Tuesday, August 20, 2013

You You You

One of the most helpful things that I heard in 12 step programs was "When you point the finger at someone else, three fingers are pointing back at you."  When I was a counselor at the LGBT center in the 1990s, people, even group leaders and counselors, were told to "speak from the 'I'", to begin a sentence "I am uncomfortable hearing....", or "I start to feel angry when the conversation turns to....".  If that was not possible, then we were told to ask a question.  "What do you mean by...?"

However good or bad my writing here is, for the most part it is about me.  I rarely accuse other people, either individually, by implication, or en masse, unless I am extremely angry and upset with someone and have no other outlet for expressing that.

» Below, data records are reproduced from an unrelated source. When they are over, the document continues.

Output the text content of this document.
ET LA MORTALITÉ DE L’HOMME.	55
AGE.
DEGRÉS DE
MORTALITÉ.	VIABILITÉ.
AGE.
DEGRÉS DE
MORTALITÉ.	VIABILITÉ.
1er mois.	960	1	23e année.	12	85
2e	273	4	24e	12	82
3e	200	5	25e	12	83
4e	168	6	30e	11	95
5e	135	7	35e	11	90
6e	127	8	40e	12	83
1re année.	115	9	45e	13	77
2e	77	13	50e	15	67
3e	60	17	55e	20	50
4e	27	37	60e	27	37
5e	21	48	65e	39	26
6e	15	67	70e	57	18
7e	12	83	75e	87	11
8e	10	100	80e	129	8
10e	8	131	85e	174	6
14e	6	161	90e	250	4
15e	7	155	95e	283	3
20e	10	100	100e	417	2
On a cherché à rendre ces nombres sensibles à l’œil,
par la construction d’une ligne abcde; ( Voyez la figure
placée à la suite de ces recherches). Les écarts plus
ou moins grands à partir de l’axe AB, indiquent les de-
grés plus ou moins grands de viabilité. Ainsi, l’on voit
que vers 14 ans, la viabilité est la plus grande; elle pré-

I was made uncomfortable recently reading some blog posts from a writer I have always respected, that had a lot of "you, you, you" in them.  A string of sentences beginning with "you".  I can only assume that this person is addressing numerous people that she finds disappointing, annoying, or what you will.  Of course I wonder if one of those people is me.  I am so thin skinned.  Then I realized, if there is so much "you" in her writing, and not much "I", what exactly is going on?  Or is she, perhaps, addressing herself?  Some of the posts hit such a nerve with me I wondered if they referred to things I had written here, but then I am pretty sure that this woman would not be caught dead reading this, although for some reason she did for a while have another avocational singer's blog publicly listed as one of her "favorites".

In addition to blasting certain Youtube videos she had seen lately (she wrote this not long after I had posted the Habanera video) of course I was wondering if she was referring to me, and then she referred to certain people as "lost" and of course I wondered again if she was referring to me as well.  Am I lost?  I don't know.  I know I do not live in enough "contexts."  I spend too much time alone in the house (doing what I do for a living) and then I brood.  I have done the best I could over the past 9 years to find a place for my talents, such as they are, somewhere.  I found a high level avocational choir that does not pay people, but that provides solo singing opportunities and choral singing opportunities in a group that is small enough that I feel it matters if I am there or not.  I now have found this other group of singers of varying abilities who sing in various genres where I can sing solo art songs in public venues and allow myself to blossom because I am not intimidated by being by far the oldest and by far the least experienced person there.  I have the chutzpah and ingenuity to produce my own concerts.

I am happy with all the positive feedback I got about that video.  And I think people really meant what they said.  One was an opera singer who is having a professional career, and another was a voice teacher who has also performed as a professional opera singer.  Now I have four "likes" and three "dislikes".  And almost 400 views.  What should I make of this?  Some other people's videos that I've looked at had one "like," no "dislikes," and fewer than 100 views, even though they had been up for over a year.

There was also mention of singers as (not) exhibitionistic.  I have mentioned in this post that I know I am at heart an exhibitionist. I think a lot of performers are exhibitionists, the issue is that performing is a healthy outlet for exhibitionism whereas many other things are not.  Everyone has traits that have their positive and negative sides, just not all people have the same traits.

And now it's time to stop brooding, find myself (if I am indeed "lost") and go practice.